Most people, in their days of health, can find no time for such thoughts. They dislike them. They put them away. They count them troublesome and disagreeable. Now a severe disease has sometimes a wonderful power of mustering and rallying these thoughts, and bringing them up before the eyes of a man’s soul. Even a wicked king like Benhadad, when sick, could think of Elisha (2 Kings 8:8.) Even heathen sailors, when death was in sight, were afraid, and “cried every man to his god.” (Jonah 1:5.) Surely anything that helps to make men think, is a good.
3. Sickness helps to soften men’s hearts, and teach them wisdom.

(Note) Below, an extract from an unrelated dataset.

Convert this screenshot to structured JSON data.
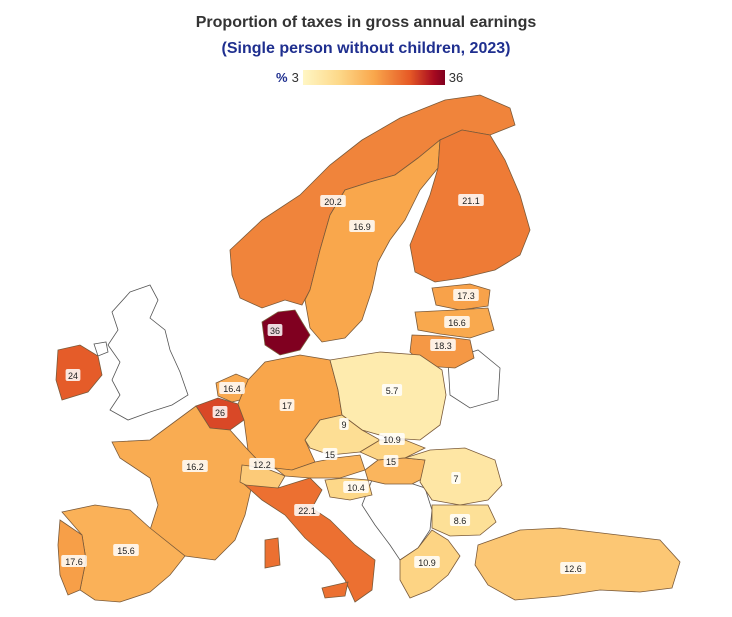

The natural heart is as hard as a stone! It can see no good in anything which is not of this life, and no happiness excepting in this world. A long illness sometimes goes far to correct these ideas. It exposes the emptiness and hollowness of what the world calls “good” things, and teaches us to hold them with a loose hand. The man of business finds that money alone, is not everything which the heart requires. The woman of the world finds that costly apparel, and novel reading, and the reports of balls and operas — are miserable comforters in a sick room. Surely anything that obliges us to alter our weights and measures of earthly things, is a real good.
4. Sickness helps to humble us.
We are all naturally proud and high-minded. Few, even of the poorest, are free from the infection. Few are to be found who do not look down on somebody else, and secretly flatter themselves that they are “not as other men.” A sick bed is a mighty tamer of such thoughts as these. It forces on us the mighty truth that we are all poor worms, that we “dwell in houses of clay,” and are “crushed before the moth.” (Job 4:19), and that kings and subjects, masters and servants, rich and poor — are all dying creatures, and will soon stand side by side at the judgment bar of God. In the sight of the coffin and the grave — it is not easy to be proud. Surely anything that teaches that lesson, is good.
5. Finally, sickness helps to try men’s religion, of what sort it is.
There are not many on earth who have no religion at all. Yet few have a religion which will bear inspection. Most are content with traditions received from their fathers, and can render no reason of the hope that is in them. Now disease is sometimes most useful to a man in exposing the utter worthlessness of his soul’s foundation. It often shows him that he has nothing solid under his feet, and nothing firm under his hand. It makes him find out that, although he may have had a form of religion, he has been all his life worshiping “an unknown god.” Many a creed looks well on the smooth waters of health — which turns out utterly unsound and useless on the rough waves of the sick bed. The storms of winter often bring out the defects in a man’s dwelling — and sickness often exposes the gracelessness of a man’s soul. Surely anything that makes us find out the real character of our faith, is a good…
We have no right to murmur at sickness, and repine at its presence in the world. We ought rather to thank God for it. It is God’s witness. It is the soul’s adviser. It is an awakener to the conscience. It is a purifier to the heart. Surely I have a right to tell you that sickness is a blessing, and not a curse — a help, and not an injury — a gain, and not a loss — a friend, and not a foe to mankind. So long as we have a world wherein there is sin, it is a mercy that it is a world where there is sickness.